John Carmack talk at Upper Bound 2025
Scope and Setup of Carmack’s Project
- Built an Atari-playing physical robot using camera input and joystick actuators, trained online in real time on a laptop GPU.
- Emphasis is on generic methods, continual learning, sample efficiency, and robustness to physical issues (latency, noisy/“phantom” inputs, actuator wear), not just “solving Atari.”
- Some see it as a useful constrained testbed for problems that appear in robotics (real-time control, catastrophic forgetting); others argue similar work in simulation and robotics (e.g., by GPU/robotics vendors, self‑driving stacks) already addresses these.
Atari, RL, and Generalization
- Atari was historically a core RL benchmark and largely “solved” in emulators; multiple commenters argue that didn’t yield broadly useful, general algorithms.
- A line of criticism: individual Atari games are low‑dimensional; tiny models plus hand‑crafted tricks can do well, so “progress” often reflects researcher priors rather than genuine general intelligence.
- Counterpoint: revisiting Atari with realtime constraints, physical controllers, and multi‑game continuity remains valuable for studying transfer and catastrophic forgetting (game A performance shouldn't collapse after training on game B).
- Several note that humans rapidly transfer game concepts and UI patterns across games; current RL systems mostly do not.

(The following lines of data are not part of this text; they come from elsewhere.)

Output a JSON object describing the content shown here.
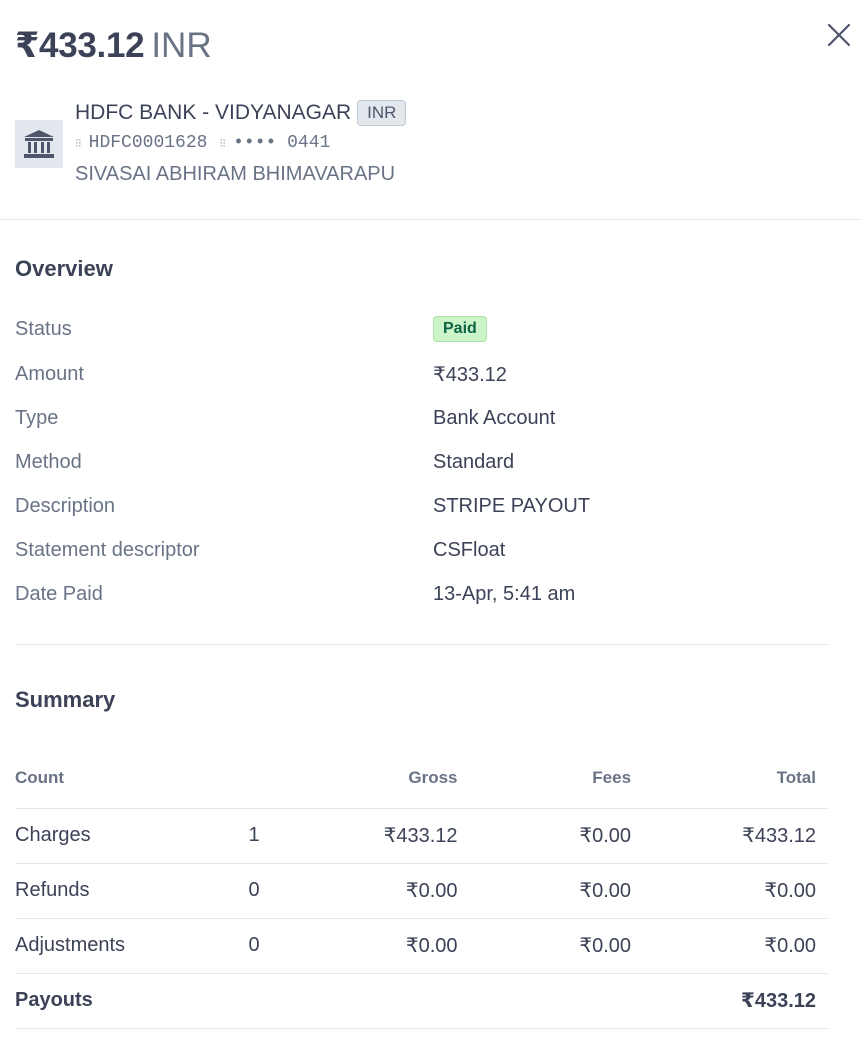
{
  "header": {
    "amount": "₹433.12",
    "currency": "INR"
  },
  "bank": {
    "name": "HDFC BANK - VIDYANAGAR",
    "currency_badge": "INR",
    "ifsc": "HDFC0001628",
    "masked_account": "•••• 0441",
    "holder": "SIVASAI ABHIRAM BHIMAVARAPU"
  },
  "overview": {
    "title": "Overview",
    "rows": [
      {
        "label": "Status",
        "value": "Paid"
      },
      {
        "label": "Amount",
        "value": "₹433.12"
      },
      {
        "label": "Type",
        "value": "Bank Account"
      },
      {
        "label": "Method",
        "value": "Standard"
      },
      {
        "label": "Description",
        "value": "STRIPE PAYOUT"
      },
      {
        "label": "Statement descriptor",
        "value": "CSFloat"
      },
      {
        "label": "Date Paid",
        "value": "13-Apr, 5:41 am"
      }
    ]
  },
  "summary": {
    "title": "Summary",
    "columns": {
      "count": "Count",
      "gross": "Gross",
      "fees": "Fees",
      "total": "Total"
    },
    "rows": [
      {
        "label": "Charges",
        "count": "1",
        "gross": "₹433.12",
        "fees": "₹0.00",
        "total": "₹433.12"
      },
      {
        "label": "Refunds",
        "count": "0",
        "gross": "₹0.00",
        "fees": "₹0.00",
        "total": "₹0.00"
      },
      {
        "label": "Adjustments",
        "count": "0",
        "gross": "₹0.00",
        "fees": "₹0.00",
        "total": "₹0.00"
      }
    ],
    "payouts": {
      "label": "Payouts",
      "total": "₹433.12"
    }
  },
  "colors": {
    "paid_badge_bg": "#cbf4c9",
    "paid_badge_text": "#0e6245",
    "text_primary": "#3c4257",
    "text_secondary": "#697386"
  },
  "icons": {
    "close": "close-icon",
    "bank": "bank-icon",
    "separator": "separator-dots-icon"
  }
}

Continuous Learning, Memory, and Human vs LLM Cognition
- Debate over the “missing ingredient”: proposals include continuous lifelong learning, better memory systems, and richer physical environments.

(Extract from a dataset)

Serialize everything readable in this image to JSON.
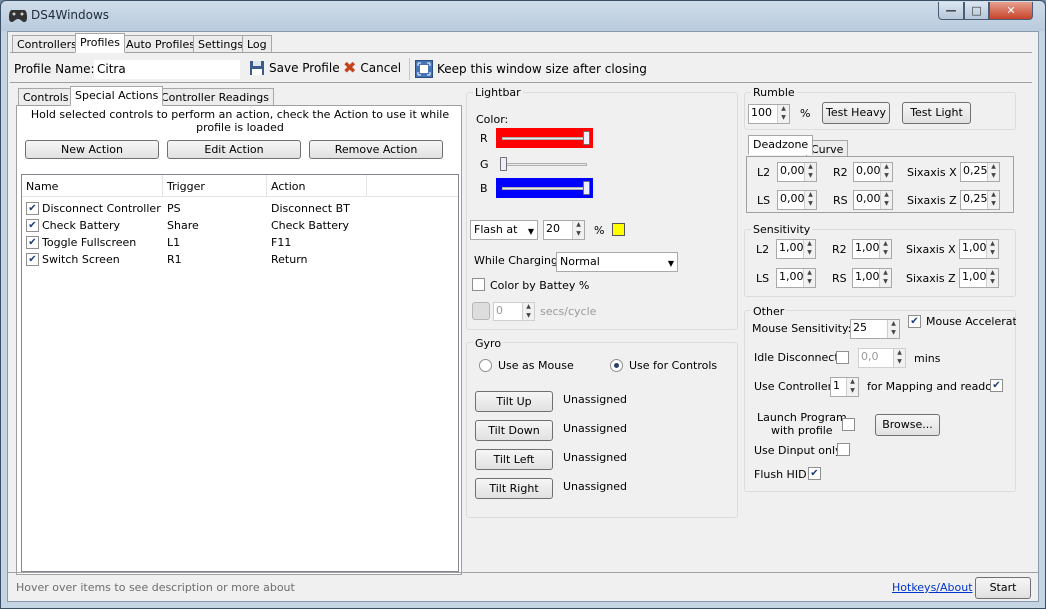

- One side stresses that humans constantly adapt, filter input, and retain key experiences over long timescales; current models largely don’t update weights online in this way.
- Others argue most impactful human memories are sparse “surprise/arousal” events, implying that a well‑designed persistent memory + context management system might suffice for many tasks.
- Skepticism that large context windows and vector DBs alone are enough for robust real‑world agents; issues with forgetting, retrieval, and lack of autonomous weight updates are highlighted.
Embodied Intelligence vs LLM “Blender” Pretraining
- Carmack explicitly contrasts learning from a stream of interactive experience with “throw‑everything‑in‑a‑blender” LLM pretraining.
- Some agree that embodied, interactive learning is crucial for AGI or for genuine concept formation and physical competence.
- Others note that frontier models are already multimodal (text, audio, images, video) and that massive pretraining plus RL in rich simulations may scale better than slow physical training.
- There’s concern that because pretraining is so effective and commercially valuable, interactive‑learning research may be underfunded despite its conceptual importance.
Carmack’s Role and Prospects
- Many express excitement and trust in his track record of doing more with less and extracting maximal performance from commodity hardware.
- Skeptics question whether past graphics/engine brilliance translates to leading AI research in a crowded, math‑heavy, hyper‑competitive field.
- Several suggest his biggest potential impact may be in systems, optimization, and tooling (e.g., more efficient GPU stacks) rather than novel learning theory per se.